Nöroloji doktoru uzun süreli açlık grevlerinde diğer organlarda oluşan tahribatların beyinde de olabileceğini söyledi. Ben bu düşme ve benzeri nedenlerle Adalet Bakanlığı’na ve savcılığa sevk talebinde bulundum. Bari kampüs içinde bulunan 1 ya da 2 nolu F Tipi’nde bulunan arkadaşlarımın yanına göndermelerini istedim; ancak olumlu bir cevap alamadım. Bana verilen cevap, şu an yattığım 17 aylık cezamın adli olduğu, bundan dolayı ‘yüksek güvenlikli, yani F Tipi’ne gidemezsin’ oluyor.

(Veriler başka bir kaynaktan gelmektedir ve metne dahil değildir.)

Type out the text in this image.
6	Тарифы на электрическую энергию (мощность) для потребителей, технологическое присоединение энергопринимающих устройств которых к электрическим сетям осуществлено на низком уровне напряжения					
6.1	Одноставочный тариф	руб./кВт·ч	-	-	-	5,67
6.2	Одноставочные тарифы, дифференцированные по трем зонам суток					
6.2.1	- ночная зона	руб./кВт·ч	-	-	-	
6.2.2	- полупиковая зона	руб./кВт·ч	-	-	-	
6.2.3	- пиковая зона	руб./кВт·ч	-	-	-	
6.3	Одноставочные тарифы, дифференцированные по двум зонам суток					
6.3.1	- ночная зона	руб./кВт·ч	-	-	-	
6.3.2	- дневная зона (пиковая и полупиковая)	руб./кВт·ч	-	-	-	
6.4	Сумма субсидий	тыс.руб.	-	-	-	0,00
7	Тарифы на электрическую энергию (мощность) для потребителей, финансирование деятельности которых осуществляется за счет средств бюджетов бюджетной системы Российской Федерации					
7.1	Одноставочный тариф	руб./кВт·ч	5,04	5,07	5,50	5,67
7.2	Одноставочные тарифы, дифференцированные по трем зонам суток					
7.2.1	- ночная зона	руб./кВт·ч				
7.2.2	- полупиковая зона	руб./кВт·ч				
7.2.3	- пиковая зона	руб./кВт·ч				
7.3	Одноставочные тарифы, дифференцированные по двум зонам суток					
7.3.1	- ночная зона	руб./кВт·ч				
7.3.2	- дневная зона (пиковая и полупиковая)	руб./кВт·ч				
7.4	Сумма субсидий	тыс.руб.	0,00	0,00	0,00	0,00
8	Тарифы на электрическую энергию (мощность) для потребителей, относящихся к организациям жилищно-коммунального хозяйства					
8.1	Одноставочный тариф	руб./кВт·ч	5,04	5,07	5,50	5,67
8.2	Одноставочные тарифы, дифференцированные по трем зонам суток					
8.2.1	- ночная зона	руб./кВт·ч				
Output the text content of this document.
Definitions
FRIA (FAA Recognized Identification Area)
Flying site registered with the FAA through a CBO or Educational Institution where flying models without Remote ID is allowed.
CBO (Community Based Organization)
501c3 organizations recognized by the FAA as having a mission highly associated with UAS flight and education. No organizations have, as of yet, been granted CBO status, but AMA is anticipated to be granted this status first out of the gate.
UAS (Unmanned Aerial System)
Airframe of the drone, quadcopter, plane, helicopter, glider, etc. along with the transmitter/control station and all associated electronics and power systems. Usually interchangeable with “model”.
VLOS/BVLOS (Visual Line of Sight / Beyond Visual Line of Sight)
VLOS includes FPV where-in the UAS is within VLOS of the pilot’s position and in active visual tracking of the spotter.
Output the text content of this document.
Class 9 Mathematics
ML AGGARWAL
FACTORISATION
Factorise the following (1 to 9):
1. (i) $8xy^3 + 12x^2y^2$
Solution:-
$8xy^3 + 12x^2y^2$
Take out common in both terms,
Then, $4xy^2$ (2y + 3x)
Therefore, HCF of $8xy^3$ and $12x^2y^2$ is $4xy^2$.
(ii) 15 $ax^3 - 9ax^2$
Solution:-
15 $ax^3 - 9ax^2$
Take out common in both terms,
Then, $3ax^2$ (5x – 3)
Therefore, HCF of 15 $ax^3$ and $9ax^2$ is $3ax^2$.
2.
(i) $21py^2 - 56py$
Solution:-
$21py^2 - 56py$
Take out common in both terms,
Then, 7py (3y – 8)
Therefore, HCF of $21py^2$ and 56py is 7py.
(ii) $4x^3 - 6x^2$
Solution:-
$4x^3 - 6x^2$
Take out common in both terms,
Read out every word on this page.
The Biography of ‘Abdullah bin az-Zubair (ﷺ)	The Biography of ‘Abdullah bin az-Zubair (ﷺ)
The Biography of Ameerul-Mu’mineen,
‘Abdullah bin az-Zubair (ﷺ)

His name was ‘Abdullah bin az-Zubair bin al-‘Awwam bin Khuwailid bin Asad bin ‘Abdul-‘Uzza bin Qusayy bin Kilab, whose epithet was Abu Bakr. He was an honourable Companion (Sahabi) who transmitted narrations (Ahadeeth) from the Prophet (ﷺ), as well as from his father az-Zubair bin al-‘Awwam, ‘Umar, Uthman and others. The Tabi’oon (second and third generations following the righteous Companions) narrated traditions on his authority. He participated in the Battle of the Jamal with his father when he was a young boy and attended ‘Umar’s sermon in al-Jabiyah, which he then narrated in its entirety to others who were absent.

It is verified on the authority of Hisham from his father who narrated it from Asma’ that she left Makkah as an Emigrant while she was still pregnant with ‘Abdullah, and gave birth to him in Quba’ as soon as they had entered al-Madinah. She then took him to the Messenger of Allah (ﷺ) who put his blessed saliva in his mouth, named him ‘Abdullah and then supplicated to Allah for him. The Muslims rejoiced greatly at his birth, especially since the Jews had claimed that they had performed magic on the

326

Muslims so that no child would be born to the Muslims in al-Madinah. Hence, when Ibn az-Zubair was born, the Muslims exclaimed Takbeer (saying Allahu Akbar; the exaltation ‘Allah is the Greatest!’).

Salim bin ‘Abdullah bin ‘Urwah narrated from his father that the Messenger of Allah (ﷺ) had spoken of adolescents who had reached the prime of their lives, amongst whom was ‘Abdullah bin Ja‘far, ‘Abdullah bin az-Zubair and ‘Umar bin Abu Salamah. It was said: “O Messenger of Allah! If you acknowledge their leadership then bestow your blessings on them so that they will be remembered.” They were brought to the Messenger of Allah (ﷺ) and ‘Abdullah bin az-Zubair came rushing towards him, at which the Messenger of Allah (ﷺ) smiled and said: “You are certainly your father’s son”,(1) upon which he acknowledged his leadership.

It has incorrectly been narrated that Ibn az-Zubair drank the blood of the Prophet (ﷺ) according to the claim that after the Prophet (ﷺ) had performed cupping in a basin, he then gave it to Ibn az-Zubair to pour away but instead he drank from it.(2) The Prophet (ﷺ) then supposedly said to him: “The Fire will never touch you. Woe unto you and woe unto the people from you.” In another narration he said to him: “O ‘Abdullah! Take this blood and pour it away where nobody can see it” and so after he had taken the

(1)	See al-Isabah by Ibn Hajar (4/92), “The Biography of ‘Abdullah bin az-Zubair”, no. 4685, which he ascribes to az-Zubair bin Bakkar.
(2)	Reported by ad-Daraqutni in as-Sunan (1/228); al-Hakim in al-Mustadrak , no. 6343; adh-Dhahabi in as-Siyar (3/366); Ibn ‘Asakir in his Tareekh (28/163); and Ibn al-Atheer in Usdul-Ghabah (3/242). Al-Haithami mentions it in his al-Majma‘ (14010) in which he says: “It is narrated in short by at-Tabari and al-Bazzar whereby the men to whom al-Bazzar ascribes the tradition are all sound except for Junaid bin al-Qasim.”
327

Cezanın verildiği yer Tekirdağ 2 nolu F Tipi. Devrimci tutsaklara yönelik saldırılara karşı kapı dövme, üst katta sayım verme, revir-ziyaretlere gittiğimizde dönüşte hücreye gitme yerine yerde oturma gibi eylemler yaptık. İşte bu süreçte açılan iki ayrı davadan toplam 17 ay hapis cezası almıştım. Bu ceza, adli cezaymış! Ben de kendilerine şunu soruyorum: Bu ceza adli ise, son dönemde çıkarılan infaz düzenlemesinden yararlandırılıp, niçin tahliye edilmiyorum?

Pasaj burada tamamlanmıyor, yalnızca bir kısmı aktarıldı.